At oral arguments in March, Judge David Stras was one of the three Eighth Circuit judges hearing the case and the author of the subsequent opinion.
In this exchange, he questions Bernard’s attorney, Tom Cogley.
JUDGE DAVID STRAS: “Why should we issue relief and say Judge Kornmann was wrong under the law? Because it [dismissal] does require leave of the court.”
TOM COGLEY: “Because of the separation of powers issues. Because of the fact that charging decisions are the province of the executive branch of the government.”
The federal government was represented by Assistant U.S. Attorney Eric Kelderman, who told appellate judges that his office tried a number of times to contact the victim, a fact that Alaniz and his wife later verified.
Kelderman said if Bernard had not agreed to give up information about the three men who assaulted Alaniz, the government wouldn’t have been able to make a case.
“Ms. Bernard was the reason that they were able to prosecute anyone,” he said.
Kelderman said the plea agreement took into consideration Bernard’s criminal conduct as well as her cooperation.
“She didn’t plead to a misdemeanor. She pled to a 15-year maximum felony,” he said.
In the opinion, Stras writes that federal criminal rules allow a judge to reject a plea agreement.

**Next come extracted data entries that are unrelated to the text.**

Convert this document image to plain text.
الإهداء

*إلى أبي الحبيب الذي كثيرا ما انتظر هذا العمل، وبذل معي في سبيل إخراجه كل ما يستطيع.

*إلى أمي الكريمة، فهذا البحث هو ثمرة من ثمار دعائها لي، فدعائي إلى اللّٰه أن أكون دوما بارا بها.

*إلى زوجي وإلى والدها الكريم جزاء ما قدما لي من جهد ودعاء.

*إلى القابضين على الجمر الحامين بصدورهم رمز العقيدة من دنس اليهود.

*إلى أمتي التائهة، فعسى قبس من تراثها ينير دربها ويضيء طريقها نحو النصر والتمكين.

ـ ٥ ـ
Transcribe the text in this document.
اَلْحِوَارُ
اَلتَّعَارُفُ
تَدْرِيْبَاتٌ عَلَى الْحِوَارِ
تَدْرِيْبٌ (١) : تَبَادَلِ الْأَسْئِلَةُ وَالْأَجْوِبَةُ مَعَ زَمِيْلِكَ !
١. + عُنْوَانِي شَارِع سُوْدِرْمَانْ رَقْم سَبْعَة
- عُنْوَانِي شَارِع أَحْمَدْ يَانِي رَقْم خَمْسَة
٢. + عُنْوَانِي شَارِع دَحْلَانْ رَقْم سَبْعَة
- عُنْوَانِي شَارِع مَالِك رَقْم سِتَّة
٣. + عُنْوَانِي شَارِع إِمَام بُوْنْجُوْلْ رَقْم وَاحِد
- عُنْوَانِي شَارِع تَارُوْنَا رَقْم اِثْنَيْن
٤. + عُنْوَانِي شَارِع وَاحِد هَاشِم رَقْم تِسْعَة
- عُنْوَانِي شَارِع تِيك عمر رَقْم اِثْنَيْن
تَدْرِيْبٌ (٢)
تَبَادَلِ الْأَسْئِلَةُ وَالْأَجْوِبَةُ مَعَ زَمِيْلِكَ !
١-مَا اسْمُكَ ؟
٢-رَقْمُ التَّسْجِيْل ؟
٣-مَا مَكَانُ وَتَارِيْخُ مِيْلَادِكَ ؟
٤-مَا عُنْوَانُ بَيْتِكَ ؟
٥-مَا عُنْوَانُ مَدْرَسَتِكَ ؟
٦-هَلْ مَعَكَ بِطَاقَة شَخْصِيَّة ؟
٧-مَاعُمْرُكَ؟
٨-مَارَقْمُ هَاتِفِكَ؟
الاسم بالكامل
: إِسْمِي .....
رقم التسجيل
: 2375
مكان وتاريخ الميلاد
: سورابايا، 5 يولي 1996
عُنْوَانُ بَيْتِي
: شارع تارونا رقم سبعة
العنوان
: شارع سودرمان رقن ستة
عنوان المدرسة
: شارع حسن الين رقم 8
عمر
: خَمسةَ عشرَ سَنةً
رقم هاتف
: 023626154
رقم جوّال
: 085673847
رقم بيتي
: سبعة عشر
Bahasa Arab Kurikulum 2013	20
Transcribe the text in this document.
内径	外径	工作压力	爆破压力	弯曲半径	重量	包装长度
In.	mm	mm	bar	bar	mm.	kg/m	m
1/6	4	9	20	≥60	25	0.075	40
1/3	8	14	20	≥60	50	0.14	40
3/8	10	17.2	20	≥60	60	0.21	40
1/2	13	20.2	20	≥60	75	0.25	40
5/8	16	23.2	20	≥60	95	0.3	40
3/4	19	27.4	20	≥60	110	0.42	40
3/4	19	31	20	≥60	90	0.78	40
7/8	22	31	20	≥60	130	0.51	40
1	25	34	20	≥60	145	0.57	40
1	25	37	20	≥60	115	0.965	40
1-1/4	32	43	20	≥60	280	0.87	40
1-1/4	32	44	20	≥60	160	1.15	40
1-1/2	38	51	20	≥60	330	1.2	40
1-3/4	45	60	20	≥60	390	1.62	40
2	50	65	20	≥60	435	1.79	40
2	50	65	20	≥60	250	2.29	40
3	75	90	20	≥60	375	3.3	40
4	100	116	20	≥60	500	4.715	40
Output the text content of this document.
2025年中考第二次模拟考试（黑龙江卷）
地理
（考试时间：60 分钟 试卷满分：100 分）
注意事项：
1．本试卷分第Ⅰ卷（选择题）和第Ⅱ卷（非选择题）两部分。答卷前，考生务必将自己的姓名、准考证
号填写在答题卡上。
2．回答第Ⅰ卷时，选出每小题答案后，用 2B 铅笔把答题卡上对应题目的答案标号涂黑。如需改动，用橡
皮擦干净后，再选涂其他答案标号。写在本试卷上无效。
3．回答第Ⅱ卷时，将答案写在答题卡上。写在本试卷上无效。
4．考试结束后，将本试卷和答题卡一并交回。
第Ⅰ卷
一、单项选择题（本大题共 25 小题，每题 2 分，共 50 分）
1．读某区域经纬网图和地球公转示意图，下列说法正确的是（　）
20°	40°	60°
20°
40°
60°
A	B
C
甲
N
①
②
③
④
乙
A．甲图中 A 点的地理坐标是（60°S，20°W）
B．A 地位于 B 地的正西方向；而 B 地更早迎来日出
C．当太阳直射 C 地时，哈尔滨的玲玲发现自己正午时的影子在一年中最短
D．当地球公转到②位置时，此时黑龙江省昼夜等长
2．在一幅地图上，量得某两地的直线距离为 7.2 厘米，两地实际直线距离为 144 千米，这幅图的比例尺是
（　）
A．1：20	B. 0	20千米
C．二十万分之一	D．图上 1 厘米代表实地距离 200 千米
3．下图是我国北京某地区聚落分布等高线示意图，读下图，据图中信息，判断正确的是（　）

But he says Kornmann went too far when he also refused to dismiss indictments.
The Eighth Circuit says Bernard’s culpability and dangerousness are considerations to apply at sentencing, not reasons for the court to interfere with charging decisions.
The case now goes back to U.S. District Court for South Dakota with instructions to grant the government’s motion to dismiss charges against Bernard.